3. Il ressort des dossiers de demande d'autorisation de travaux déposés le 12 mars 2019 et le 19 février 2020 qu'ils comportent le descriptif quantitatif détaillé faisant apparaître de façon suffisamment précise les matériaux utilisés et les modalités d'exécution des travaux ainsi que les modifications apportées par la seconde demande d'autorisation. Ces deux dossiers comportent également un plan de masse de l'existant et du projet, lesquels représentent suffisamment l'aile ouest du projet. Le dossier de demande comporte aussi un dossier photographique, lequel représente l'environnement proche du projet correspondant aux vues actuelles d'ensemble et de détail des différents éléments affectés par le projet, lequel est complété par des photographies jointes aux différents plans de coupe. Il ressort des pièces du dossier que les dossiers de demande ne comportent pas de photomontage, seul étant présent un croquis du projet dans son ensemble dans la notice architecturale. Toutefois, compte tenu de la nature des travaux et compte tenu du fait que les pièces produites, notamment les plans de coupe et les photographies figurant au dossier de demande, font apparaître l'insertion des travaux dans chacun de ces plans, l'absence de photomontage n'a pas privé l'administration d'éléments nécessaires à l'instruction de la demande.

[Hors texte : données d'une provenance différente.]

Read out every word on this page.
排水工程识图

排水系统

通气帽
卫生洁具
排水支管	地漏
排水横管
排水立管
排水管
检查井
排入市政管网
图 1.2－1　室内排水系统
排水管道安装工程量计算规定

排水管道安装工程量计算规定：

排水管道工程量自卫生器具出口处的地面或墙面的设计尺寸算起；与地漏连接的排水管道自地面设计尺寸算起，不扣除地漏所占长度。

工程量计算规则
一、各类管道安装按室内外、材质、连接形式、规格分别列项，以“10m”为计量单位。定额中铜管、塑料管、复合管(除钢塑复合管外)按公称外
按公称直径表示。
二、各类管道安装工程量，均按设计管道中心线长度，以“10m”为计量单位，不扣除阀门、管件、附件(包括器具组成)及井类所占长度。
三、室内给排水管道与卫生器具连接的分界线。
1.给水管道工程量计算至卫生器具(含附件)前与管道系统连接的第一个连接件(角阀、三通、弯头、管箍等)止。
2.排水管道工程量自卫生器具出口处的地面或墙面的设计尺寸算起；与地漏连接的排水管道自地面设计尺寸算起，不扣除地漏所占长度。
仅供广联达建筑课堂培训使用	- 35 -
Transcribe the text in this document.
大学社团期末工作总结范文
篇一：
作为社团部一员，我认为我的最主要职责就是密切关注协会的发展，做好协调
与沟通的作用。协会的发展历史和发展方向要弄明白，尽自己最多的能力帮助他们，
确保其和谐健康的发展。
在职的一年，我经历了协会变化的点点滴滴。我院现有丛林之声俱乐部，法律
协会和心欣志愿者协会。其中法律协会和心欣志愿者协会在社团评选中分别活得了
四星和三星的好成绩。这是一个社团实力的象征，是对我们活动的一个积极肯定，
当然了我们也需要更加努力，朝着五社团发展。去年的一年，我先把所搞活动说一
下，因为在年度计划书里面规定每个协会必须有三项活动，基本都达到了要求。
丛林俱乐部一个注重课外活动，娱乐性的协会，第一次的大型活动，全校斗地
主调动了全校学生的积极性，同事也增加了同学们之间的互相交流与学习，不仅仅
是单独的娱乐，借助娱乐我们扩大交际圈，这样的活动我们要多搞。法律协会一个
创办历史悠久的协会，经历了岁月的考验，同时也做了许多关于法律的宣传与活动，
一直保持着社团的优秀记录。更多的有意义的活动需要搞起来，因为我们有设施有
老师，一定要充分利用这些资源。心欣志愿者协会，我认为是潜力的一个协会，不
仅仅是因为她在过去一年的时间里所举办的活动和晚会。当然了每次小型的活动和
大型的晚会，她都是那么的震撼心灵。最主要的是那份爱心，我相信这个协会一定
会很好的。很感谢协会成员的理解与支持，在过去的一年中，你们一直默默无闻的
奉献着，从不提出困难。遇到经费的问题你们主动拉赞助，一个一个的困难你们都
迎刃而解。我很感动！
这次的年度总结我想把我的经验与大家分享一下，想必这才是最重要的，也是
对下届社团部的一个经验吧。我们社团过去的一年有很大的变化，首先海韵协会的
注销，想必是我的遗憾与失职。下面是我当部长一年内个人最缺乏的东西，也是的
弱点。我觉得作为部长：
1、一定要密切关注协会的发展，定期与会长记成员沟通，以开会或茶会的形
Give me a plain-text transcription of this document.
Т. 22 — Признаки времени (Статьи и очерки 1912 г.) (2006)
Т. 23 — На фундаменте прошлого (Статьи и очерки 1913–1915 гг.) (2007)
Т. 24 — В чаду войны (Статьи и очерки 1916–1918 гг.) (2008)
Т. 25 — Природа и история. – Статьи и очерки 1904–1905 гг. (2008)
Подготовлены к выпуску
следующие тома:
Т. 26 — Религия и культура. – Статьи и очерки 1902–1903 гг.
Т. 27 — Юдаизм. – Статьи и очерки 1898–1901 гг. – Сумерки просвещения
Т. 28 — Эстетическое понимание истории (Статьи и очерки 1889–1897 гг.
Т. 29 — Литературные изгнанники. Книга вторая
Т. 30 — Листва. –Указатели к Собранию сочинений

Par suite, le moyen tiré du caractère incomplet du dossier doit être écarté.

4. Aux termes du paragraphe 1er de l'article R. 621-12 du code du patrimoine : " La demande d'autorisation pour les travaux sur un immeuble classé prévue à l'article L. 621-9 est présentée par le propriétaire ou son mandataire ou par une personne justifiant d'un titre l'habilitant à y exécuter les travaux projetés ou ayant qualité pour bénéficier de l'expropriation pour cause d'utilité publique. (...) ". Aux termes de l'article 653 du code civil : " Dans les villes et les campagnes, tout mur servant de séparation entre bâtiments jusqu'à l'héberge, ou entre cours et jardins, et même entre enclos dans les champs, est présumé mitoyen s'il n'y a titre ou marque du contraire. ".

5. Une demande d'autorisation de travaux sur un immeuble classé au titre des monuments historiques, lorsqu'elle concerne un mur séparatif de propriété peut, alors même que les travaux en cause pourraient être contestés par les autres propriétaires devant le juge judiciaire sur le fondement de l'article 653 du code civil, être présentée par un seul coindivisaire.

6. D'une part, il ressort des pièces du dossier que l'autorisation initiale du 23 août 2019 prévoyait " la restitution en pierre de l'aile Ouest de l'abbaye de la Celle " et notamment la surélévation du mur de la galerie ouest pour y adjoindre un étage. M. et Mme B... ont soutenu notamment devant le tribunal administratif que ces travaux empiéteraient, sans leur accord, sur ce mur qui serait mitoyen sur leur parcelle cadastrée section B n° 957, selon le plan d'état des lieux dressé le 25 avril 2019 par M. D..., géomètre expert. Néanmoins, l'autorisation de travaux en litige étant délivrée sous réserve des droits des tiers, cette circonstance alléguée par les époux B... ne pouvait légalement faire obstacle à la délivrance de cette première autorisation délivrée le 23 août 2019.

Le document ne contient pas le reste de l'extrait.